Le Quai d’Orsay s’est d’ailleurs expliqué, comme il l’a pu, sur l’attitude de son actuel locataire : Jean-Marc-Ayrault n’a pas changé d’avis, mais « il est dans les responsabilités », (sic). « Ce n’est pas la même chose d’être élu local (re-sic) que d’être ministre des Affaires étrangères. En effet. La conscience de M. Ayrault, ou de M.Hollande, est exigeante, pure et dure, mais à géométrie variable. Député-maire de Nantes, on se payait le luxe d’avoir des principes. Ministre, on ne peut plus se le permettre, et on s’assoit dessus. C’est en vertu (si l’on ose dire) d’une prétendue raison d’Etat que l’on commet ce qui n’est pas seulement une erreur politique, une faute morale, une bassesse, mais de surcroît une sottise.

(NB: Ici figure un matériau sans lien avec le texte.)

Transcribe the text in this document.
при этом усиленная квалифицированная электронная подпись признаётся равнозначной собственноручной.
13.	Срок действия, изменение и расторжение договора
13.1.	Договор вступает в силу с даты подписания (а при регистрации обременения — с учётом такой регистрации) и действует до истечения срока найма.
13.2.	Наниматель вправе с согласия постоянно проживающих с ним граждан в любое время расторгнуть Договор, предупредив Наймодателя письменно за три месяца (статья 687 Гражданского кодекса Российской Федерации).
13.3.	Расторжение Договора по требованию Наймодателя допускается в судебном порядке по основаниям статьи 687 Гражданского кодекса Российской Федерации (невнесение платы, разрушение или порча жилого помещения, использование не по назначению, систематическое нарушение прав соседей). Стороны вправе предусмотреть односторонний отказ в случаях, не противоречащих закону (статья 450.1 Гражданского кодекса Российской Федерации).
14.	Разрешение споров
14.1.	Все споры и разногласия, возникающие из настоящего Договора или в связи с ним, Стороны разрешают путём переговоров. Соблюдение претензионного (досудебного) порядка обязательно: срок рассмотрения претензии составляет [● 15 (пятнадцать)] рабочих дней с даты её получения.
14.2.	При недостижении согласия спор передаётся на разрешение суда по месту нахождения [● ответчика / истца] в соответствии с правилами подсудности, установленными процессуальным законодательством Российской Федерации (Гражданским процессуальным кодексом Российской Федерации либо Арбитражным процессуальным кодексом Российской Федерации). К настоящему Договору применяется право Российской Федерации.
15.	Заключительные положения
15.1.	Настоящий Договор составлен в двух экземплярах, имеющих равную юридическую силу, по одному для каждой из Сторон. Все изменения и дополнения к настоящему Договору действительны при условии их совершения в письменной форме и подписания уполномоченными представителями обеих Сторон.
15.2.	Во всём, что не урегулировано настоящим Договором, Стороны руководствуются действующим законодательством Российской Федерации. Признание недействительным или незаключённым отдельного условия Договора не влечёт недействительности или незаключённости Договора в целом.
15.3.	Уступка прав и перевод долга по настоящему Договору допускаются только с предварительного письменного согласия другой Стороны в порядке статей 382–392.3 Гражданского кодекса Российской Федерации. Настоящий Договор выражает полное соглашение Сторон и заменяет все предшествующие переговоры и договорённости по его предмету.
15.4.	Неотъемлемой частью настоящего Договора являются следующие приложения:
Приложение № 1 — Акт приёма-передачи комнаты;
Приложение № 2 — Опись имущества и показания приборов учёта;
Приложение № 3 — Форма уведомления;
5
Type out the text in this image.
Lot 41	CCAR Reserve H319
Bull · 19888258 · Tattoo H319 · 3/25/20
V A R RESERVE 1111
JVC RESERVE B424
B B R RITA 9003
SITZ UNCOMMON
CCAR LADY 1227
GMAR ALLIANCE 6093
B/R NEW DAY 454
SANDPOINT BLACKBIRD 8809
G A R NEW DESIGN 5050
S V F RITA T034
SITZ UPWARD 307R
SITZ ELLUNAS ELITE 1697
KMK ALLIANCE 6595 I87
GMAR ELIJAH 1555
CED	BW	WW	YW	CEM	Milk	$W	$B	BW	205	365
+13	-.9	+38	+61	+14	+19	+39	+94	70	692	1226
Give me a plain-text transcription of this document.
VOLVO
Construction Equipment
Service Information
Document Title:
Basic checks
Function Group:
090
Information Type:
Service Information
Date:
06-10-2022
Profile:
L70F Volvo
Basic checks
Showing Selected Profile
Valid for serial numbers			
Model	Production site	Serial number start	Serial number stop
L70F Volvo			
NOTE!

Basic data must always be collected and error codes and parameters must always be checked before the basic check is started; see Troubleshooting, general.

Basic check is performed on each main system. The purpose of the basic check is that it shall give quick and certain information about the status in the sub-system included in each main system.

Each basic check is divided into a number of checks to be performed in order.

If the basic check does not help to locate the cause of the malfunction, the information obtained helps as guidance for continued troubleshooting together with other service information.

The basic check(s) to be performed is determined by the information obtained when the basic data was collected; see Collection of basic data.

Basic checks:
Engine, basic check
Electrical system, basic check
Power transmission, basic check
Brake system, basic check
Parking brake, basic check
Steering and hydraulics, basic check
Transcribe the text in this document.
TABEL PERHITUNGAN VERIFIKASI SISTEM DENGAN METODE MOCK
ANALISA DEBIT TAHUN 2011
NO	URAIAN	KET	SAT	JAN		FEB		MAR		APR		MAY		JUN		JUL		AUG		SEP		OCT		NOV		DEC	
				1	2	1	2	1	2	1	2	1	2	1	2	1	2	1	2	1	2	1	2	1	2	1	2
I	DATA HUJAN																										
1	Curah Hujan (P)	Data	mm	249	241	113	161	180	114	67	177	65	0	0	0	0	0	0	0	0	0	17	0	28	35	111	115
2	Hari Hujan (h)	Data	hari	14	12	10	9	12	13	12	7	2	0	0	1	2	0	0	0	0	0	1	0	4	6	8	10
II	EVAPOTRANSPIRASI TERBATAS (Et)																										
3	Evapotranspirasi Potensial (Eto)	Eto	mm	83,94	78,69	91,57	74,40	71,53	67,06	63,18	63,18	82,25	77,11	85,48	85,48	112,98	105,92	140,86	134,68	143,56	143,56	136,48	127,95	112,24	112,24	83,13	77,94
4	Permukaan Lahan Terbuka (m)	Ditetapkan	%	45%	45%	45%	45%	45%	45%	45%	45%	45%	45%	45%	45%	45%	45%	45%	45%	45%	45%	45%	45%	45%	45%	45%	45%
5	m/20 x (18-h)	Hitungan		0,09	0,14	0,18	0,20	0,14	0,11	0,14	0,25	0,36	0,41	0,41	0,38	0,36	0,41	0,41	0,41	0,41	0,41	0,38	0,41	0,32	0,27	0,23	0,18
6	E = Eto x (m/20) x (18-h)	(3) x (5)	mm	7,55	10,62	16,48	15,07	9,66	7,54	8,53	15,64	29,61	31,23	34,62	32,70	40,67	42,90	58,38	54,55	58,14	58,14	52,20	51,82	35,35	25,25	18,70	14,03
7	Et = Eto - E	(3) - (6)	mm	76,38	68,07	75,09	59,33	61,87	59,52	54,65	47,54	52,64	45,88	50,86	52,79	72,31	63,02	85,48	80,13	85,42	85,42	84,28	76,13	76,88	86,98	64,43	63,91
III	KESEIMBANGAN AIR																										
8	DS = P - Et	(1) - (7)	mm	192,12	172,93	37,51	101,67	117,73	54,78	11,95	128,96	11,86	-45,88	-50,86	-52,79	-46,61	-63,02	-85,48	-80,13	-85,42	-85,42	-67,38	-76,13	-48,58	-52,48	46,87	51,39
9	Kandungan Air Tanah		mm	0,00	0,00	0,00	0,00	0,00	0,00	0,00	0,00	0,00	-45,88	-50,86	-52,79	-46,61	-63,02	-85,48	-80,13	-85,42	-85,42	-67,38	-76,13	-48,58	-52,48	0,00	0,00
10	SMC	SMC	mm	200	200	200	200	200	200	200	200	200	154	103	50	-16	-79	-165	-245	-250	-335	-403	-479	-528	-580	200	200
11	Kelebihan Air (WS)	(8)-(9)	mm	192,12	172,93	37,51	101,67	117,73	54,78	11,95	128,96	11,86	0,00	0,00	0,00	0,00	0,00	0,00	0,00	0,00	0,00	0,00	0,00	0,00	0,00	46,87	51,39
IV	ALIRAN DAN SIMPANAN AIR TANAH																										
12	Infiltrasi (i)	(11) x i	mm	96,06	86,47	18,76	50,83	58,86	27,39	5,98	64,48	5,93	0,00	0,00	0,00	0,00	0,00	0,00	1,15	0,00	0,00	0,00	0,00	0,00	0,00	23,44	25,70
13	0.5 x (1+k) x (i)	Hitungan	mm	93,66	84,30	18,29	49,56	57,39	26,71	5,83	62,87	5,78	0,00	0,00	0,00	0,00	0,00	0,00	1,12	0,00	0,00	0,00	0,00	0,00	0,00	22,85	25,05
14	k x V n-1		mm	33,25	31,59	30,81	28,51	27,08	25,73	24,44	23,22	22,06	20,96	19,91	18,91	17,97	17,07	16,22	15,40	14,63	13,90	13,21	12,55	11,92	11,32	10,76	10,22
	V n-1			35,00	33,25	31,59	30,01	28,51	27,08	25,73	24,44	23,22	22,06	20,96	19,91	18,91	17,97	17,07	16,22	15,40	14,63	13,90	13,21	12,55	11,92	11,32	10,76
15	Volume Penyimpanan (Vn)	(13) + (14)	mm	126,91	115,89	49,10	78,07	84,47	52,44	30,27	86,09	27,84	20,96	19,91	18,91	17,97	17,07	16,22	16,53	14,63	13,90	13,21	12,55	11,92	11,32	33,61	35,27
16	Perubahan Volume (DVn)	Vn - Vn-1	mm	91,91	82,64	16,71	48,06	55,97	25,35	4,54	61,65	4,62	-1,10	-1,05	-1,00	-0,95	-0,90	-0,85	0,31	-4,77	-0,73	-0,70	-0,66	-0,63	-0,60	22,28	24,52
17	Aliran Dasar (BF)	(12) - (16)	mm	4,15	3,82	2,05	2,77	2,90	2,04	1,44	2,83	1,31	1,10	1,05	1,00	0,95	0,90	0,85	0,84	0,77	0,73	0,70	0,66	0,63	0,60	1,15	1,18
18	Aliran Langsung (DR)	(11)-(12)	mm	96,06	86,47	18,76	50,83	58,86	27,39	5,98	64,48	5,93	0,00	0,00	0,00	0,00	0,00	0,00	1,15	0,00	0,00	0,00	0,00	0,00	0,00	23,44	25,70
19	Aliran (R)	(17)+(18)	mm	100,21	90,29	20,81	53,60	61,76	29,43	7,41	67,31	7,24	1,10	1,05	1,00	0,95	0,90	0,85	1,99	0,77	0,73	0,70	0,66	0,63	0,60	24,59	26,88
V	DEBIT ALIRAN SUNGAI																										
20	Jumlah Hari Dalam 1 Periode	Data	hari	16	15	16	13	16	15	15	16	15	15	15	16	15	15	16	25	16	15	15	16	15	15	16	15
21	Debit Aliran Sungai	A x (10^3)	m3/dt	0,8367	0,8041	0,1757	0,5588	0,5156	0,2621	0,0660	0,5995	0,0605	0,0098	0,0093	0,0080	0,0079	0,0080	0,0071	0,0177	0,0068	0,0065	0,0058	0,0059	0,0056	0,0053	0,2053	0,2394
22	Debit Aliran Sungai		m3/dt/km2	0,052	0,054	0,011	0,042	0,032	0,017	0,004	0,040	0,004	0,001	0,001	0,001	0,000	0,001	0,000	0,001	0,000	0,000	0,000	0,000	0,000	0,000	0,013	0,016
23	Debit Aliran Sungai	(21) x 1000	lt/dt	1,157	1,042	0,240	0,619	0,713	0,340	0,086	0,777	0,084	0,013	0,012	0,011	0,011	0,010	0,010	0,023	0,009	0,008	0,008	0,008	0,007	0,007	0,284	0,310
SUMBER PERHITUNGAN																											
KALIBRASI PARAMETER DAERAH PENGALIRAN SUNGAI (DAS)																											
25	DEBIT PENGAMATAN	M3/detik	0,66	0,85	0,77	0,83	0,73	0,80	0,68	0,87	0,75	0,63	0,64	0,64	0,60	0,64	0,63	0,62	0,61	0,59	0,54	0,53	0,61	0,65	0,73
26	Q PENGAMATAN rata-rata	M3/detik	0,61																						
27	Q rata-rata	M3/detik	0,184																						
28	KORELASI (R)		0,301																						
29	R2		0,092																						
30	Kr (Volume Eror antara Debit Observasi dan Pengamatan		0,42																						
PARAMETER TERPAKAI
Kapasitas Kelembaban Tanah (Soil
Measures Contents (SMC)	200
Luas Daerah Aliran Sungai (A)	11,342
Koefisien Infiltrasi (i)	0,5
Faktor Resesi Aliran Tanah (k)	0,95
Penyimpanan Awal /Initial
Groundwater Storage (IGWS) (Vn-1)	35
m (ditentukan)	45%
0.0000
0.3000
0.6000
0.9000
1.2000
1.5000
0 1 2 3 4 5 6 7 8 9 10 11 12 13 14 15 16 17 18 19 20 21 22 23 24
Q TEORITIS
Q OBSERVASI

Les causes de cette muflerie qui ne fait pas honneur à la France sont bien connues. La peur du qu’en dira-t-on, en l’espèce du qu’en dira Xi, et des représailles que Pékin pourrait décider contre Paris, explique le comportement de nos dirigeants et leur sert de justification. Or, ils se trompent du tout au tout. Ni Barack Obama ni Angela Merkel n’ont hésité à recevoir le Dalaï Lama et la Chine, dont les prétentions cèdent toujours le pas au réalisme, loin de leur en tenir rigueur, a encaissé et digéré l’affront. Notre lâcheté, en revanche, ne peut être considérée que comme un aveu de faiblesse et ne leur inspirer qu’un mépris hélas mérité. Le déshonneur, c’est un comble, ne nous rapporte rien.
Voilà bien du tapage, diront certains, pour peu de chose en somme, et beaucoup de bruit pour rien. Eh bien non ! Cet incident insignifiant est lourd de signification. Tout comme leurs prédécesseurs, les actuels et très provisoires détenteurs du pouvoir ne se sont pas contentés de mener le pays à la faillite économique et sociale, ils n’ont eu de cesse de le mettre en situation de banqueroute morale. Ce n’est pas seulement leur échec factuel qui doit être sanctionné mais l’accumulation des compromissions, des promesses non tenues, des reniements, des mensonges, des reculades, des abandons qui ont discrédité la classe politique et abîmé la démocratie. Cela est insupportable, et impardonnable.
Aussi bien n’est-ce pas seulement en raison de leur nullité mais parce que derrière les façades délabrées de la République « exemplaire » il n’y a plus qu’un cloaque politique, qu’il faut utiliser l’arme fatale (mais non létale) du vote pour en finir avec les hommes et les mœurs du système. En vain plaideraient-ils les circonstances atténuantes. Il faut être implacable envers les incapables.